EU Data Adequacy and Digital Trade
By Thomas Vink, 6th December 2023
In January 2019, the EU’s European Commission granted adequacy to Japan for its data protection laws, allowing personal data to flow freely between the EU and Japan. The adequacy decision relies partly on guarantees by Japan to ban certain onwards transfers of EU data. However, the European Commission’s decision ignores Japan’s pre-existing commitments to the free flow of data in global trade agreements outside the EU – agreements that would likely take precedence over the guarantees given to the bloc. This means that Japan could be sued under trade law for stopping onwards transfers of EU personal to countries using weaker privacy regimes, including to the Unites States. This undermines the legal certainty required for the EU adequacy decision.
Public Citizen Foundation and members of the Digital Trade Alliance believe the EU’s adequacy decision fails to protect personal data from the EU; encourages other countries to adopt similar, insufficient privacy protections as Japan; lowers global data standards and places vulnerable people at risk while making it harder for them to obtain redress. Public Citizen and the Digital Trade Alliance sought to determine the viability of, and optimal approaches to, challenging the European Commission’s adequacy decision for Japan.
EU Data Adequacy and Digital Trade
Organisation Name
Public Citizen, with members of the Digital Trade Alliance
Country/Jurisdiction
Regional
Grant Amount
EUR 34,294
Current Status
Research Complete
Grant type
Pre-litigation Research Support
Description
In January 2019, the European Commission granted adequacy to Japan for its data protection laws, allowing personal data to flow freely between the EU and Japan. The adequacy decision relies partly on guarantees by Japan to ban certain onwards transfers of EU data. However, the European Commission’s decision ignores Japan’s pre-existing commitments to the free flow of data in global trade agreements outside the EU – agreements that would likely take precedence over the guarantees given to the bloc. This means that Japan could be sued under trade law for stopping onwards transfers of EU personal data to countries using weaker privacy regimes, including to the United States. This undermines the legal certainty required for the EU adequacy decision.
Public Citizen Foundation and members of the Digital Trade Alliance believe the EU’s adequacy decision fails to protect personal data from the EU; encourages other countries to adopt similar, insufficient privacy protections as Japan; lowers global data standards and places marginalised people at risk while making it harder for them to obtain redress. Public Citizen and the Digital Trade Alliance sought to determine the viability of, and optimal approaches to, challenging the European Commission’s adequacy decision for Japan.
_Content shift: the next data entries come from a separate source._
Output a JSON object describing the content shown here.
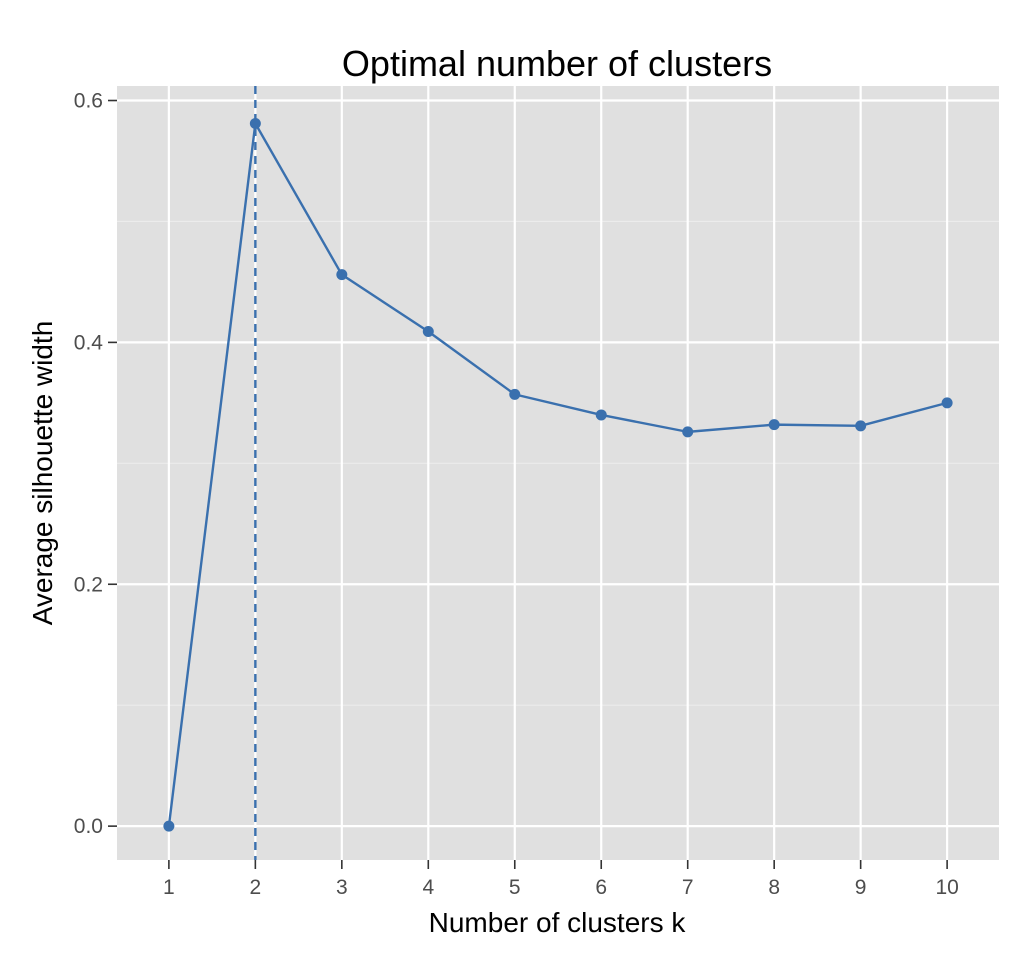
{
  "chart_data": {
    "type": "line",
    "title": "Optimal number of clusters",
    "xlabel": "Number of clusters k",
    "ylabel": "Average silhouette width",
    "x": [
      1,
      2,
      3,
      4,
      5,
      6,
      7,
      8,
      9,
      10
    ],
    "x_tick_labels": [
      "1",
      "2",
      "3",
      "4",
      "5",
      "6",
      "7",
      "8",
      "9",
      "10"
    ],
    "y_ticks": [
      0.0,
      0.2,
      0.4,
      0.6
    ],
    "y_tick_labels": [
      "0.0",
      "0.2",
      "0.4",
      "0.6"
    ],
    "series": [
      {
        "values": [
          0.0,
          0.581,
          0.456,
          0.409,
          0.357,
          0.34,
          0.326,
          0.332,
          0.331,
          0.35
        ]
      }
    ],
    "vline": {
      "x": 2,
      "style": "dashed"
    },
    "xlim": [
      0.4,
      10.6
    ],
    "ylim": [
      -0.028,
      0.612
    ],
    "grid": true,
    "colors": {
      "line": "#3a70ae",
      "panel": "#e0e0e0",
      "grid_major": "#ffffff",
      "grid_minor": "#ececec",
      "tick_text": "#4d4d4d"
    }
  }
}
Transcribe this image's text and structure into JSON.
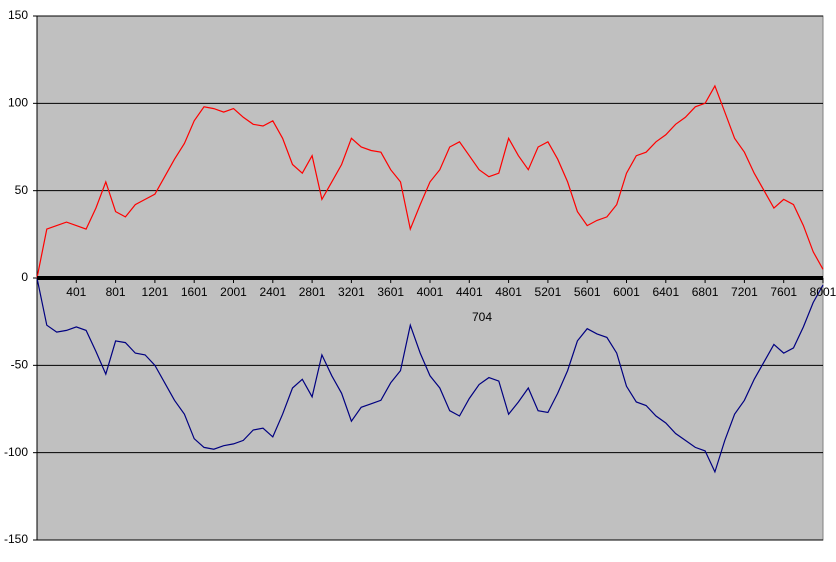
{
  "chart_data": {
    "type": "line",
    "x": [
      1,
      101,
      201,
      301,
      401,
      501,
      601,
      701,
      801,
      901,
      1001,
      1101,
      1201,
      1301,
      1401,
      1501,
      1601,
      1701,
      1801,
      1901,
      2001,
      2101,
      2201,
      2301,
      2401,
      2501,
      2601,
      2701,
      2801,
      2901,
      3001,
      3101,
      3201,
      3301,
      3401,
      3501,
      3601,
      3701,
      3801,
      3901,
      4001,
      4101,
      4201,
      4301,
      4401,
      4501,
      4601,
      4701,
      4801,
      4901,
      5001,
      5101,
      5201,
      5301,
      5401,
      5501,
      5601,
      5701,
      5801,
      5901,
      6001,
      6101,
      6201,
      6301,
      6401,
      6501,
      6601,
      6701,
      6801,
      6901,
      7001,
      7101,
      7201,
      7301,
      7401,
      7501,
      7601,
      7701,
      7801,
      7901,
      8001
    ],
    "series": [
      {
        "color": "#ff0000",
        "values": [
          0,
          28,
          30,
          32,
          30,
          28,
          40,
          55,
          38,
          35,
          42,
          45,
          48,
          58,
          68,
          77,
          90,
          98,
          97,
          95,
          97,
          92,
          88,
          87,
          90,
          80,
          65,
          60,
          70,
          45,
          55,
          65,
          80,
          75,
          73,
          72,
          62,
          55,
          28,
          42,
          55,
          62,
          75,
          78,
          70,
          62,
          58,
          60,
          80,
          70,
          62,
          75,
          78,
          68,
          55,
          38,
          30,
          33,
          35,
          42,
          60,
          70,
          72,
          78,
          82,
          88,
          92,
          98,
          100,
          110,
          95,
          80,
          72,
          60,
          50,
          40,
          45,
          42,
          30,
          15,
          5
        ]
      },
      {
        "color": "#000080",
        "values": [
          0,
          -27,
          -31,
          -30,
          -28,
          -30,
          -42,
          -55,
          -36,
          -37,
          -43,
          -44,
          -50,
          -60,
          -70,
          -78,
          -92,
          -97,
          -98,
          -96,
          -95,
          -93,
          -87,
          -86,
          -91,
          -78,
          -63,
          -58,
          -68,
          -44,
          -56,
          -66,
          -82,
          -74,
          -72,
          -70,
          -60,
          -53,
          -27,
          -43,
          -56,
          -63,
          -76,
          -79,
          -69,
          -61,
          -57,
          -59,
          -78,
          -71,
          -63,
          -76,
          -77,
          -66,
          -53,
          -36,
          -29,
          -32,
          -34,
          -43,
          -62,
          -71,
          -73,
          -79,
          -83,
          -89,
          -93,
          -97,
          -99,
          -111,
          -93,
          -78,
          -70,
          -58,
          -48,
          -38,
          -43,
          -40,
          -28,
          -14,
          -4
        ]
      }
    ],
    "annotation": "704",
    "xlim": [
      1,
      8001
    ],
    "xticks": [
      401,
      801,
      1201,
      1601,
      2001,
      2401,
      2801,
      3201,
      3601,
      4001,
      4401,
      4801,
      5201,
      5601,
      6001,
      6401,
      6801,
      7201,
      7601,
      8001
    ],
    "ylim": [
      -150,
      150
    ],
    "yticks": [
      -150,
      -100,
      -50,
      0,
      50,
      100,
      150
    ],
    "grid": true
  }
}
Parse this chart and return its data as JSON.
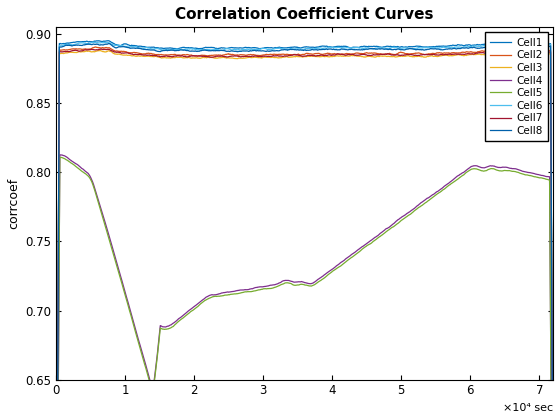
{
  "title": "Correlation Coefficient Curves",
  "ylabel": "corrcoef",
  "xlabel": "sec",
  "xlim": [
    0,
    72000
  ],
  "ylim": [
    0.65,
    0.905
  ],
  "legend_labels": [
    "Cell1",
    "Cell2",
    "Cell3",
    "Cell4",
    "Cell5",
    "Cell6",
    "Cell7",
    "Cell8"
  ],
  "colors": [
    "#0072BD",
    "#D95319",
    "#EDB120",
    "#7E2F8E",
    "#77AC30",
    "#4DBEEE",
    "#A2142F",
    "#0060AA"
  ],
  "linewidth": 0.9,
  "background": "#FFFFFF"
}
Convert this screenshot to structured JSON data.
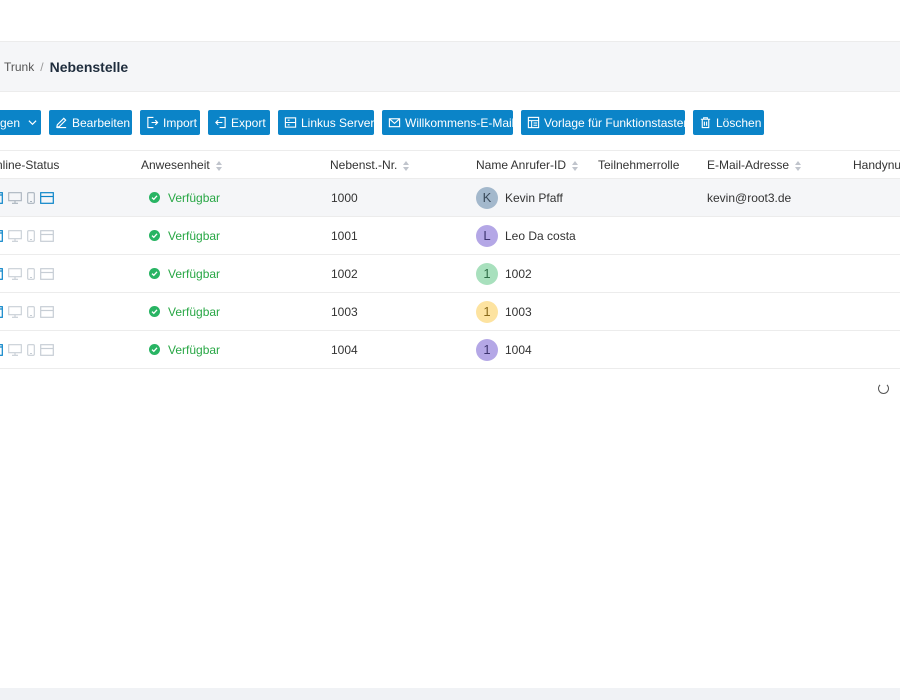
{
  "breadcrumb": {
    "parent": "Trunk",
    "separator": "/",
    "current": "Nebenstelle"
  },
  "toolbar": {
    "dropdown_label": "gen",
    "edit_label": "Bearbeiten",
    "import_label": "Import",
    "export_label": "Export",
    "linkus_label": "Linkus Server",
    "welcome_label": "Willkommens-E-Mail",
    "template_label": "Vorlage für Funktionstasten",
    "delete_label": "Löschen"
  },
  "table": {
    "columns": {
      "online_status": "nline-Status",
      "presence": "Anwesenheit",
      "extension": "Nebenst.-Nr.",
      "caller_id": "Name Anrufer-ID",
      "role": "Teilnehmerrolle",
      "email": "E-Mail-Adresse",
      "mobile": "Handynur"
    },
    "rows": [
      {
        "presence": "Verfügbar",
        "extension": "1000",
        "avatar_letter": "K",
        "avatar_color": "#a3b8cc",
        "avatar_text_color": "#3a4a5a",
        "name": "Kevin Pfaff",
        "role": "",
        "email": "kevin@root3.de",
        "active": true
      },
      {
        "presence": "Verfügbar",
        "extension": "1001",
        "avatar_letter": "L",
        "avatar_color": "#b4a7e6",
        "avatar_text_color": "#3e3570",
        "name": "Leo Da costa",
        "role": "",
        "email": "",
        "active": false
      },
      {
        "presence": "Verfügbar",
        "extension": "1002",
        "avatar_letter": "1",
        "avatar_color": "#a8e0bd",
        "avatar_text_color": "#2f6e47",
        "name": "1002",
        "role": "",
        "email": "",
        "active": false
      },
      {
        "presence": "Verfügbar",
        "extension": "1003",
        "avatar_letter": "1",
        "avatar_color": "#fde3a0",
        "avatar_text_color": "#8a6a1a",
        "name": "1003",
        "role": "",
        "email": "",
        "active": false
      },
      {
        "presence": "Verfügbar",
        "extension": "1004",
        "avatar_letter": "1",
        "avatar_color": "#b4a7e6",
        "avatar_text_color": "#3e3570",
        "name": "1004",
        "role": "",
        "email": "",
        "active": false
      }
    ]
  },
  "colors": {
    "accent": "#0b84c8",
    "available": "#28a745"
  }
}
Under this grant, Professor Hiroshi Miyashita of Chuo University showed that the Japanese standards and enforcement for regulating cross-border data transfers are weaker than the EU standard and create risks for individuals while enabling “seemingly incompatible” trade agreements. Also supported by this grant, Dr. Svetlana Iakovleva of the University of Amsterdam found that countries like the US could subject Japan to a successful legal challenge — a trade dispute — for restricting data flows. If successful, such a trade dispute would create precedent for future trade disputes to favour weakened, regressive privacy regimes globally.
The results of the legal research were complemented with extensive work to engage with policymakers and civil society in Europe, Japan and Asia-Pacific to build sustainable relationships to carry the project forward and improve the exchange of information between the regions. The Alliance is considering whether a legal challenge to the EU adequacy decision on Japan by a Euro-Pacific coalition of privacy and consumer groups could help raise privacy standards in the region.
Reports, blogs, webinars, and other documents from this project are made available by the Digital Trade Alliance.
"the EU’s adequacy decision fails to protect personal data from the EU; encourages other countries to adopt similar, insufficient privacy protections as Japan; lowers global data standards and places marginalised people at risk while making it harder for them to obtain redress"
Strategic Goals
- To prevent alternative data flow regimes from being introduced in trade deals that lower standards to data protection around the world.
- To restrict the transfer of personal information to jurisdictions where data rights cannot be guaranteed, ensuring that people around the world have control over their personal information.